Accumulations of neutrophilic granulocytes within the epidermis and beneath the stratum corneum of the skin are a prominent histologic feature of experimental and clinical candidiasis. The mechanism of cell accumulation was studied by standard chemotactic methods. Suspensions of viable or heat-killed Candida sp caused marked chemotaxis of human neutrophils in fresh serum. Culture supernatants of Candida sp were not chemotactic. Chemotaxis was dependent upon fresh serum, and could be abolished by heating the serum to 56 degress C for 30 min, suggesting that interaction of these organisms with a heat-labile serum factor generated a chemoattractant. Incubation of Candida sp with fresh human serum resulted in the conversion of the third component of complement and properdin factor B, as measured by immunoelectrophoresis.

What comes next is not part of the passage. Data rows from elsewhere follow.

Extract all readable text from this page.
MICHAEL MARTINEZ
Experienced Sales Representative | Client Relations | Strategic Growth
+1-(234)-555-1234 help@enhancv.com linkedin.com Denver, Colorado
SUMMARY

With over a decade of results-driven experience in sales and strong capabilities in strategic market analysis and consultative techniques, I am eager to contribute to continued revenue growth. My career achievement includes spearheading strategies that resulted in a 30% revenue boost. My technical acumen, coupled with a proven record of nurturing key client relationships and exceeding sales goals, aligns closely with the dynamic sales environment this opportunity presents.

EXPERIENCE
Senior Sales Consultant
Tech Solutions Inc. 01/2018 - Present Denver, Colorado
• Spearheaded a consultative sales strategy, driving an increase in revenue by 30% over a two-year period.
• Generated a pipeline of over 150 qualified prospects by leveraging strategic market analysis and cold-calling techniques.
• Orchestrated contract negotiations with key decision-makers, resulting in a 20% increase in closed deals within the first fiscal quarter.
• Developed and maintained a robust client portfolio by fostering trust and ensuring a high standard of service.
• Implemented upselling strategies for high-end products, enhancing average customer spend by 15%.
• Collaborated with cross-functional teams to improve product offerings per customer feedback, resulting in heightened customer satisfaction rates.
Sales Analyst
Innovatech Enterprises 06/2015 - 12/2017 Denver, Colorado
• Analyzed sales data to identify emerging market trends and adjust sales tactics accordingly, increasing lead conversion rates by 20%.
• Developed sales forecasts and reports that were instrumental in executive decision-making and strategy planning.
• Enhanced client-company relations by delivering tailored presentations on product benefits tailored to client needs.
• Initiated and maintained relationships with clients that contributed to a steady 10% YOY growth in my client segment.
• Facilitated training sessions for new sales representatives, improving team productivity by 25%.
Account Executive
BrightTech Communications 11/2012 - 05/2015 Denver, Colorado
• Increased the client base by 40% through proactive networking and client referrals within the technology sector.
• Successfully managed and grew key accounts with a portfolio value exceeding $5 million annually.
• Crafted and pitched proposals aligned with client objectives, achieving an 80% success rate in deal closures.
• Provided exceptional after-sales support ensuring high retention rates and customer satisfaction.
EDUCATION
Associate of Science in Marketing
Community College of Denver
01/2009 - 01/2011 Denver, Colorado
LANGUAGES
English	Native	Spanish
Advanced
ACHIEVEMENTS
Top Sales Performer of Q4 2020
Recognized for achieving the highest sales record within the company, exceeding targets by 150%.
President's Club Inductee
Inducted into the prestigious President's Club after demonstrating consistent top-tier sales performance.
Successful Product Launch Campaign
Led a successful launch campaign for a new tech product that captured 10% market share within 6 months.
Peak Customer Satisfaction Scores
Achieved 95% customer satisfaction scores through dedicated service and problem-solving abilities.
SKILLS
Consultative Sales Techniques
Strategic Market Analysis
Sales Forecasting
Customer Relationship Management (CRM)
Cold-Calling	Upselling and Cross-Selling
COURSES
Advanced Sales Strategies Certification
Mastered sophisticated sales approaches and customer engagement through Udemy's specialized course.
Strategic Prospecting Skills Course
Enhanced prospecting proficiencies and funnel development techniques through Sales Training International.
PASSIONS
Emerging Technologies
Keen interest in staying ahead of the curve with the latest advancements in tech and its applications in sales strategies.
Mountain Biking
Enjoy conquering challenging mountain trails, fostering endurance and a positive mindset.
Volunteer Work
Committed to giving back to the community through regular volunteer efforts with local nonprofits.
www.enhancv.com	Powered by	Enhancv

Conversion did not occur in serum chelated with EDTA, or heated to 50 degress C for 30 min (to destroy factor B). Conversion was present in serum chelated with EGTA (to deplete calcium), or genetically deficient in the fourth component of complement. By contrast, the three components of the kinin-forming system (Hageman factor, prekallikrein, high-molecular-weight kininogen) were not activated by Candida sp. We suggest that Candida sp do not release a chemotactic substance but, in the presence of serum, activate the alternative pathway of complement, generating chemotactic factors.[1]